BMG 🌠 66

1.4K 107 24
                                    

"Gimana keadaan Sheira, Tan?" tanya Arga saat pintu ruangan di mana Sheira berada akhirnya terbuka, menampilkan sosok Dokter Tania yang baru saja muncul.

Dokter itu hanya menghela napasnya berat. Alih-alih semua yang berada di sana menunggunya berkata.

"Sheira gak kenapa-napa kan?" sahut Aqila dengan tatapan penuh harap pada Tania. Mungkin hanya sebuah kata 'Ya' ataupun anggukan dari Tania lah yang sangat ia harapkan. Bukan sebaliknya.

Namun, ternyata Dokter itu malah menggelengkan kepalanya. Dan perlahan meraih tangan Aqila dengan tatapan sendu.

"Maaf. Seharusnya aku kasih tau soal ini sama kalian dari dulu. Tapi aku baru bisa kasih tau kalian sekarang."

Aqila menggunjing tangan Tania kencang, dengan mata yang kembali berkaca-kaca. "Maksud kamu apa, Tan?"

"Sheira. Selama ini dia mengidap penyakit gagal ginjal, tapi dia tidak mengizinkan aku untuk memberitahu siapa pun," tuturnya membuat semua yang ada di sana terkejut bukan main.

Nafa kecewa pada Sheira. Kenapa dia bisa menyembunyikan hal seserius itu seorang diri? Lantas, kini Nafa tak bisa lagi menahan tangisnya yang sudah lama tertahan sedari tadi. "Shei... Kenapa lo tega sama gue hm? Kenapa lo gak kasih tau sama gue kalo lo sakit? Kenapa lo nyembunyiin ini sendirian? Kita udah sahabatan dari kecil, gak seharusnya lo kayak ini. Kalo sakit ya bilang sakit! Gak usah sok kuat kaya gitu."

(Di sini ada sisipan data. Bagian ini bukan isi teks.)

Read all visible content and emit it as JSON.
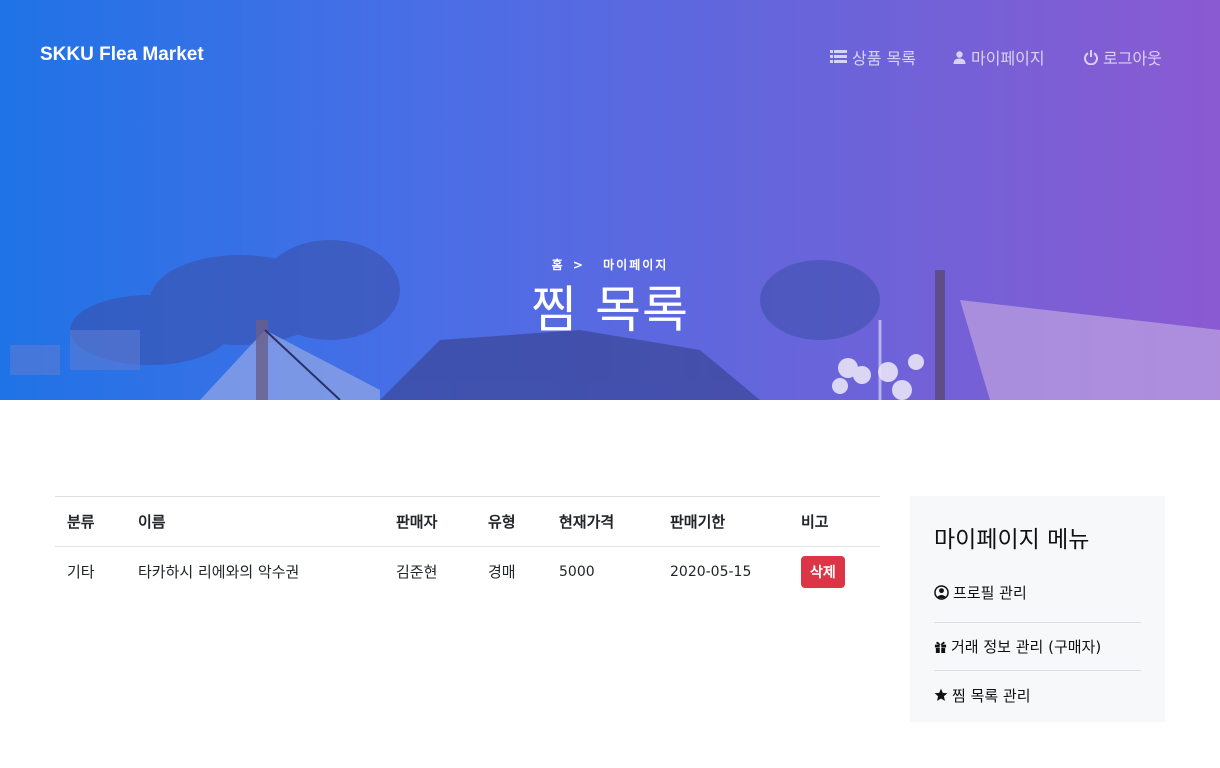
{
  "navbar": {
    "brand": "SKKU Flea Market",
    "items": [
      {
        "label": "상품 목록",
        "icon": "list-icon"
      },
      {
        "label": "마이페이지",
        "icon": "user-icon"
      },
      {
        "label": "로그아웃",
        "icon": "power-icon"
      }
    ]
  },
  "hero": {
    "breadcrumb": {
      "home": "홈",
      "separator": ">",
      "current": "마이페이지"
    },
    "title": "찜 목록"
  },
  "table": {
    "headers": [
      "분류",
      "이름",
      "판매자",
      "유형",
      "현재가격",
      "판매기한",
      "비고"
    ],
    "rows": [
      {
        "category": "기타",
        "name": "타카하시 리에와의 악수권",
        "seller": "김준현",
        "type": "경매",
        "price": "5000",
        "deadline": "2020-05-15",
        "action": "삭제"
      }
    ]
  },
  "sidebar": {
    "title": "마이페이지 메뉴",
    "items": [
      {
        "label": "프로필 관리",
        "icon": "user-circle-icon"
      },
      {
        "label": "거래 정보 관리 (구매자)",
        "icon": "gift-icon"
      },
      {
        "label": "찜 목록 관리",
        "icon": "star-icon"
      }
    ]
  },
  "colors": {
    "hero_gradient_start": "#1f73e6",
    "hero_gradient_end": "#8a5ad2",
    "delete_button": "#dc3545",
    "sidebar_bg": "#f7f8fa"
  }
}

Tak kuat lagi, Nafa pun sampai meluruh ke lantai sambil terisak. Dia kecewa sekaligus menyesal karena belum bisa menjadi sahabat yang baik bagi Sheira. Seharusnya ia tidak terlalu fokus mengejar cinta Daniel yang hatinya sekeras batu itu, dan akhir-akhir ini sampai kurang memperhatikan sahabat sedari kecilnya itu.

"Naf, udah ya. Ini bukan salah lo, jangan kayak gini. Dengan lo terpuruk kayak gini, gimana Sheira gak sedih coba? Kita harus support dia." Raisa berjongkok, memegang kedua bahu Nafa.

Eca mengangguk pelan seraya menatap Nafa sendu. "Iya, sekarang yang kita bisa cuma berdo'a untuk kesembuhan Sheira. Sheira yang kita kenal itu kuat. Gue yakin, dia bisa lewatin semua ini."

Raisa dan Eca benar, Sheira itu cewek yang kuat walau sebenarnya di dalam hatinya, ia sungguh rapuh. Tapi Nafa mengiyakan bahwa Sheira pasti bisa melewati semua ini, dia yakin, begitu pun kedua sahabatnya. Mereka yakin.

"Sayang kalian." Nafa merentangkan kedua tangannya lebar-lebar. Yang langsung disambut hangat oleh Raisa dan Eca.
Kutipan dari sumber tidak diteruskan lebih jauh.